Outros Escritos se estende ainda por "Conversas C./P.", na qual estão registrados alguns diálogos dos filhos Pedro e Paulo quando ainda eram pequenos. A lista prossegue por capítulos tão diversos como "Clarice Colunista Feminina" e "Clarice Estudante".

O segundo lançamento é Aprendendo a Viver, que une imagens da autora com trechos de sua obra. Desta vez, Teresa Monteiro aliou-se ao fotógrafo Luiz Ferreira para produzir o livro. O resultado é um "livro que serve para apresentar o pensamento de uma autora que tem fama de ser difícil. É verdade que ela possui um texto singular, que apresenta algumas dificuldades, mas isso não é desculpa para elitiza-lá".

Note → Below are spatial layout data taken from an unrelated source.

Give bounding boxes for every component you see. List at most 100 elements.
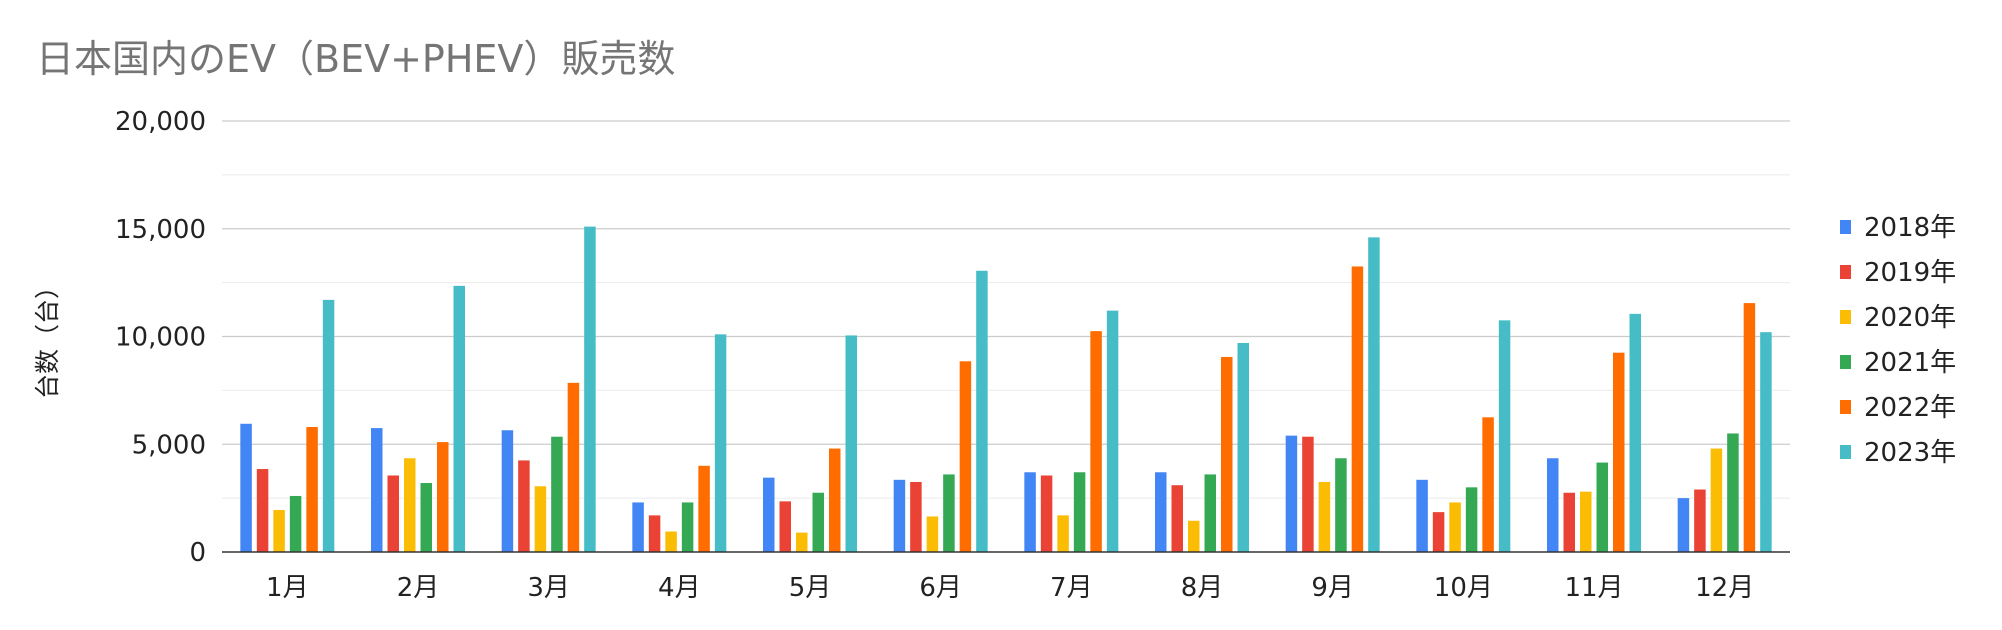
bar-2018年-12月 [1677,498,1690,552]
x-tick-label: 12月 [1695,573,1754,603]
bar-2019年-3月 [518,460,530,552]
bar-2019年-6月 [910,481,922,552]
bar-2021年-8月 [1204,474,1216,552]
bar-2019年-7月 [1040,475,1053,552]
legend-item-2021年: 2021年 [1840,348,1956,378]
bar-2018年-10月 [1416,479,1428,552]
legend: 2018年 2019年 2020年 2021年 2022年 2023年 [1840,213,1956,468]
bar-2019年-5月 [779,501,791,552]
bar-2018年-8月 [1155,472,1167,552]
bar-2019年-8月 [1171,485,1183,552]
legend-swatch [1840,355,1851,369]
y-tick-label: 15,000 [115,215,206,245]
bar-2022年-3月 [567,382,580,552]
bar-2018年-2月 [371,428,383,552]
bar-2021年-9月 [1335,458,1347,552]
bar-2021年-6月 [943,474,955,552]
x-tick-label: 10月 [1434,573,1493,603]
bar-2019年-12月 [1694,489,1706,552]
bar-2021年-10月 [1465,487,1478,552]
bar-2020年-4月 [665,531,677,552]
bar-2018年-9月 [1285,435,1298,552]
bar-2023年-5月 [845,335,857,552]
bar-2020年-10月 [1449,502,1461,552]
y-tick-label: 10,000 [115,323,206,353]
x-tick-label: 6月 [919,573,962,603]
legend-item-2022年: 2022年 [1840,393,1956,423]
bar-2023年-4月 [714,334,727,552]
legend-swatch [1840,445,1851,459]
x-tick-label: 3月 [527,573,570,603]
legend-item-2018年: 2018年 [1840,213,1956,243]
bar-2019年-1月 [256,469,269,552]
bar-2022年-9月 [1351,266,1364,552]
y-axis-tick-labels: 0 5,000 10,000 15,000 20,000 [115,107,206,568]
legend-item-2020年: 2020年 [1840,303,1956,333]
y-tick-label: 5,000 [132,430,206,460]
bar-2018年-6月 [893,479,906,552]
bar-2018年-4月 [632,502,644,552]
bar-2022年-5月 [829,448,841,552]
bar-2020年-5月 [796,532,808,552]
x-tick-label: 9月 [1311,573,1354,603]
bar-2021年-7月 [1073,472,1086,552]
bar-2022年-7月 [1090,331,1102,552]
x-tick-label: 5月 [789,573,832,603]
x-tick-label: 2月 [397,573,440,603]
bar-2022年-10月 [1482,417,1494,552]
bar-2018年-3月 [501,430,514,552]
legend-label: 2020年 [1864,303,1956,333]
x-tick-label: 7月 [1050,573,1093,603]
bar-2020年-11月 [1580,491,1592,552]
bar-2020年-7月 [1057,515,1069,552]
legend-item-2023年: 2023年 [1840,438,1956,468]
bar-2020年-3月 [534,486,547,552]
bar-2022年-2月 [437,442,449,552]
bar-2020年-1月 [273,509,285,552]
bar-2018年-7月 [1024,472,1036,552]
legend-swatch [1840,310,1851,324]
x-tick-label: 4月 [658,573,701,603]
gridlines [222,120,1790,499]
bar-2020年-8月 [1188,520,1200,552]
bar-2021年-3月 [551,436,563,552]
bar-2023年-3月 [584,226,596,552]
bar-2022年-8月 [1221,356,1233,552]
legend-label: 2021年 [1864,348,1956,378]
x-tick-label: 11月 [1564,573,1623,603]
legend-item-2019年: 2019年 [1840,258,1956,288]
bar-2023年-6月 [976,270,988,552]
legend-label: 2018年 [1864,213,1956,243]
y-tick-label: 0 [189,538,206,568]
y-tick-label: 20,000 [115,107,206,137]
legend-label: 2023年 [1864,438,1956,468]
bar-2022年-12月 [1743,303,1756,552]
chart-title: 日本国内のEV（BEV+PHEV）販売数 [36,37,675,81]
bar-2023年-9月 [1368,237,1380,552]
bar-2023年-1月 [322,299,335,552]
y-axis-title: 台数（台） [33,274,62,399]
bar-2022年-4月 [698,465,710,552]
bar-2021年-4月 [681,502,694,552]
bar-2019年-10月 [1432,512,1445,552]
bar-2019年-11月 [1563,492,1575,552]
bar-2022年-11月 [1613,352,1625,552]
bar-2021年-12月 [1727,433,1739,552]
bar-2021年-2月 [420,483,432,552]
bar-2018年-1月 [240,423,252,552]
x-axis-tick-labels: 1月 2月 3月 4月 5月 6月 7月 8月 9月 10月 11月 12月 [266,573,1754,603]
bar-2018年-5月 [763,477,775,552]
legend-swatch [1840,265,1851,279]
bar-2020年-9月 [1318,481,1331,552]
bar-2023年-7月 [1106,310,1119,552]
bar-2022年-1月 [306,427,318,552]
bar-2019年-2月 [387,475,399,552]
bar-2023年-11月 [1629,313,1641,552]
bar-2021年-1月 [289,495,302,552]
x-tick-label: 1月 [266,573,309,603]
bar-2019年-9月 [1302,436,1314,552]
bar-2018年-11月 [1547,458,1559,552]
bar-2021年-5月 [812,492,824,552]
x-tick-label: 8月 [1181,573,1224,603]
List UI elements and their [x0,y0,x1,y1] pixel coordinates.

Fazer uma introdução à obra de Clarice Lispector por meio de fragmentos é uma idéia ilustrativa, já que era dessa forma que a autora trabalhava – com frases soltas, que aos poucos eram encaixadas até chegar ao produto final. Porém, para que os antigos leitores não se sintam abandonados, Aprendendo a Viver traz a novidade das fotos, na sua maioria tiradas durante seu exílio na Europa, que possuem um aspecto familiar, cotidiano. "Tivemos essa preocupação estética, ‘recortando’ a autora, uma mulher lindíssima. Já me disseram que somente com Clarice seria possível fazer um livro asssim. De fato, seus leitores são apaixonados por ela", conclui Teresa.